Organismos vivos, os micélios formam um emaranhado de microscópicos filamentos de células. Em constante crescimento, embaixo da terra, alimentam os fungos. E, agora, também os humanos, graças aos avanços da biotecnologia.
Como a estrutura dessa vasta rede radicular é semelhante ao tecido muscular de peixes e frutos do mar, os inovadores do ecossistema agrifoodtech têm se dedicado à criação de salmão, atum, bacalhau, robalo e vieiras à base da raiz, em especial a dos cogumelos.
Quase um terço de todos os estoques pesqueiros globais monitorados são super explorados e quase dois terços estão sendo pescados com o rendimento máximo sustentável. Até 2050, a procura por alimentos vindos do mar deve dobrar.
Mas, mantido o ritmo atual de exploração, os ecossistemas marinhos, em dez anos, podem colapsar, alertam os analistas da FAO, a agência da Organizações das Nações Unidas (ONU) para alimentação e agricultura.
Em tempos de urgência climática, aumento exponencial da população e demanda crescente por comida, os peixes e frutos do mar feitos de micélio acenam com a promessa de um futuro mais sustentável, resiliente e inclusivo.
Para alguns analistas, os novos produtos superam os produzidos a partir dos ingredientes tradicionais da indústria plant-based.
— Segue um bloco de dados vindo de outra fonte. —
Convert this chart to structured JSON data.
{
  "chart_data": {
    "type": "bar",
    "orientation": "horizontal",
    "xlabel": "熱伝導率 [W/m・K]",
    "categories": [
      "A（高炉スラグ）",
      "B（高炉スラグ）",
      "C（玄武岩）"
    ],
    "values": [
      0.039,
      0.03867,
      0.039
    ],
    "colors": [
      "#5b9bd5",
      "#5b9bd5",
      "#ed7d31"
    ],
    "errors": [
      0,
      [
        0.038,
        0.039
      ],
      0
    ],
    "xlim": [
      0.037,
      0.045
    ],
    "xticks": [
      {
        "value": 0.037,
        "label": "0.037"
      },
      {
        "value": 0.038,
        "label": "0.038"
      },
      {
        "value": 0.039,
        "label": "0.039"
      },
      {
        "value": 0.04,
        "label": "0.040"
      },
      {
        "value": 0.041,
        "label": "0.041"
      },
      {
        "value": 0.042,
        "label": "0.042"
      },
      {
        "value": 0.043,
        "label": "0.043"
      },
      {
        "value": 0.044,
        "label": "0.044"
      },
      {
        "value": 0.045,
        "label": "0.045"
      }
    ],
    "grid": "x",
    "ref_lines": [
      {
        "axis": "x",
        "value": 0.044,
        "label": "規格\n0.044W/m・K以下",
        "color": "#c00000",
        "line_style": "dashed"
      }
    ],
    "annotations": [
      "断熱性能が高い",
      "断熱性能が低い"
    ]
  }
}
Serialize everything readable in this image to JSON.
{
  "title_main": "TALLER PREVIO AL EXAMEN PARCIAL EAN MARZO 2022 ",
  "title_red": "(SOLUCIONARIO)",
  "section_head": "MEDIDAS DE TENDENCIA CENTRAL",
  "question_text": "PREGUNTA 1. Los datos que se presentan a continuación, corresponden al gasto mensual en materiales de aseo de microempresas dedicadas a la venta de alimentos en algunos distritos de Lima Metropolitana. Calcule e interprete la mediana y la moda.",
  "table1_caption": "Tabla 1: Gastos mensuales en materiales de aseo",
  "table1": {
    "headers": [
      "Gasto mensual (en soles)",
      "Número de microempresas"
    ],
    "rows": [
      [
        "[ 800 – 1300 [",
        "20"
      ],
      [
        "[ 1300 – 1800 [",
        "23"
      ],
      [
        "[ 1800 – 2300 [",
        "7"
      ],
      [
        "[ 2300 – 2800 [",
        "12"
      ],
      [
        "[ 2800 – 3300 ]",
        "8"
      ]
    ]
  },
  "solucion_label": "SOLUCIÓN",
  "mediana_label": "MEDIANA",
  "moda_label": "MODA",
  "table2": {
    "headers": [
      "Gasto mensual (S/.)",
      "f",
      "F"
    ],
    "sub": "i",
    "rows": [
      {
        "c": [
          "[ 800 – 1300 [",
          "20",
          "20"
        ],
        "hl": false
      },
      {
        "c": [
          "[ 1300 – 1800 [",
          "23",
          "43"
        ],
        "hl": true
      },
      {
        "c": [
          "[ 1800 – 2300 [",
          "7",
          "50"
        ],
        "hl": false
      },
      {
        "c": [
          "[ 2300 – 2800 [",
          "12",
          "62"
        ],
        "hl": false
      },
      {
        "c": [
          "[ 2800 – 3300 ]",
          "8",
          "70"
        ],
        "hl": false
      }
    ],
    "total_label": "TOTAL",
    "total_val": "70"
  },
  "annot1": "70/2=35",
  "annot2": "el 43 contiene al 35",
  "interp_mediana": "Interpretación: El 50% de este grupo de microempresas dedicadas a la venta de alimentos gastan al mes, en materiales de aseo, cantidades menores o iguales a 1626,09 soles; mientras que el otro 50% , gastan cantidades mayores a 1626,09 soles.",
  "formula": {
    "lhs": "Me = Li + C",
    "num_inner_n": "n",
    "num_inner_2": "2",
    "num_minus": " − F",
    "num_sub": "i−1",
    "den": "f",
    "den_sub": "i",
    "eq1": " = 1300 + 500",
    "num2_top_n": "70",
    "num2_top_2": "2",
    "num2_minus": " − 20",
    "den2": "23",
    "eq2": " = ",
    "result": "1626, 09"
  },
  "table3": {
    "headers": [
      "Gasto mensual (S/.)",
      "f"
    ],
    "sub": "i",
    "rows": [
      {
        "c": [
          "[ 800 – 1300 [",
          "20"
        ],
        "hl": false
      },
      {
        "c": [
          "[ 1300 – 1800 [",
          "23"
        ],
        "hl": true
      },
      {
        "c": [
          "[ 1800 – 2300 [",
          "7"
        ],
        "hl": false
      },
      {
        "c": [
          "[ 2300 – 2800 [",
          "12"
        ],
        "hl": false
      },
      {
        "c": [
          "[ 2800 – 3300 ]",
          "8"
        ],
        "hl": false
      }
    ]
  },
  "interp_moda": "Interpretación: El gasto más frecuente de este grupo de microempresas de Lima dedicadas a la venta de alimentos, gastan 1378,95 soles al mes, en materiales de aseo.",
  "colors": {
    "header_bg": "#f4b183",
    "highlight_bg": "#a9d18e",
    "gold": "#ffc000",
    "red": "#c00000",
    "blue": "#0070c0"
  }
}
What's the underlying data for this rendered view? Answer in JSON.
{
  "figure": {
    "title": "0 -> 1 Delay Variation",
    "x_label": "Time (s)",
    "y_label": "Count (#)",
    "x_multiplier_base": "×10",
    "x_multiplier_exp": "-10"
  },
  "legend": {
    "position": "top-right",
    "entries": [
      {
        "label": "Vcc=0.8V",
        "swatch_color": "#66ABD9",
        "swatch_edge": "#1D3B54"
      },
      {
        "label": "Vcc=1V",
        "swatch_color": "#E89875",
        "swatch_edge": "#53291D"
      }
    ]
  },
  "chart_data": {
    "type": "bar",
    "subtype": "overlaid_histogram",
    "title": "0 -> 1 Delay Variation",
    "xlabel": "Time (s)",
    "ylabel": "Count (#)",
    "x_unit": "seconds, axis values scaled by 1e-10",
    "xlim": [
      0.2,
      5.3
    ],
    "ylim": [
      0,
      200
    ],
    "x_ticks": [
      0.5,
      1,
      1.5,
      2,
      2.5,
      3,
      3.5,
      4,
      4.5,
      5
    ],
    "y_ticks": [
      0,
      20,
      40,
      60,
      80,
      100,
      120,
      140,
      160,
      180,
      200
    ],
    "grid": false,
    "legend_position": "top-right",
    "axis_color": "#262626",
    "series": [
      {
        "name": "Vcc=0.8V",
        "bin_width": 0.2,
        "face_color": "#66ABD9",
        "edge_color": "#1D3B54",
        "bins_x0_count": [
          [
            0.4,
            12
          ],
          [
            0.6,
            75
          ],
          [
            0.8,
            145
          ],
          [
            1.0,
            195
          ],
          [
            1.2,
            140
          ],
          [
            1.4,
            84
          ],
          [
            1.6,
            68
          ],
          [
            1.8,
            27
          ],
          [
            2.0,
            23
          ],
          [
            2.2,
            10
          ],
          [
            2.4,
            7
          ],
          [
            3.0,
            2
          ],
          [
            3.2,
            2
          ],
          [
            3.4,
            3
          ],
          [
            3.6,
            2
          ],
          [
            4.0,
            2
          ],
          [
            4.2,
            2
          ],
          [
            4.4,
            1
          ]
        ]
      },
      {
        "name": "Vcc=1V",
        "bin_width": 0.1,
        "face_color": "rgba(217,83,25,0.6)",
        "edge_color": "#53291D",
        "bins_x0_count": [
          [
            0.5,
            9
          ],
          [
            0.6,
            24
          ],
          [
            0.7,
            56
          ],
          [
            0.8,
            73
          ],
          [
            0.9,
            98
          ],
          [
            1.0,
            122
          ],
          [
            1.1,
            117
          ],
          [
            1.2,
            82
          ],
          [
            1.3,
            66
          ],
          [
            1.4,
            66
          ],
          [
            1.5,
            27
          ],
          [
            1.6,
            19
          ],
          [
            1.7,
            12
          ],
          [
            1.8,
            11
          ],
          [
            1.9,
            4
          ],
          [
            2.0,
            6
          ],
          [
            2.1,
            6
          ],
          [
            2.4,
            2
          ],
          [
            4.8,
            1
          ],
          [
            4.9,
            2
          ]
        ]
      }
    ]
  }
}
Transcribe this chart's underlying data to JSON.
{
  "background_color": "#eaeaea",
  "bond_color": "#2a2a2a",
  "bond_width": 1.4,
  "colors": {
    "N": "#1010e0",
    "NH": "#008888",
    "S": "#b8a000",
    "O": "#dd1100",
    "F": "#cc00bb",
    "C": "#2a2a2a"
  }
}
Proporcionariam uma textura e suculência mais próximas de suas contrapartes animais do que as proteínas obtidas da ervilha ou da soja, por exemplo.
Fundada em 2022, em Berlim, a foodtech alemã Esencia Foods acaba de apresentar seus primeiros cortes peixe branco à base de micélio, na Anuga, uma das maiores feiras de gastronomia do mundo, encerrada em 11 de outubro, na cidade de Colônia.
Liderada pelo cientista da alimentação e chef Bruno Scocozza e pelo estrategista de negócios Hendrik Kaye, atual CEO, a startup desenvolveu uma tecnologia capaz de replicar os teores de proteínas, fibras e ômega 3 encontrados nos peixes de verdade.
Desde a fundação, a Esencia Foods levantou cerca de meio milhão de dólares, em uma rodada seed liderada pelos fundos de VC Big Idea, Entrepreneur First, Serpentine Ventures e Plug and Play.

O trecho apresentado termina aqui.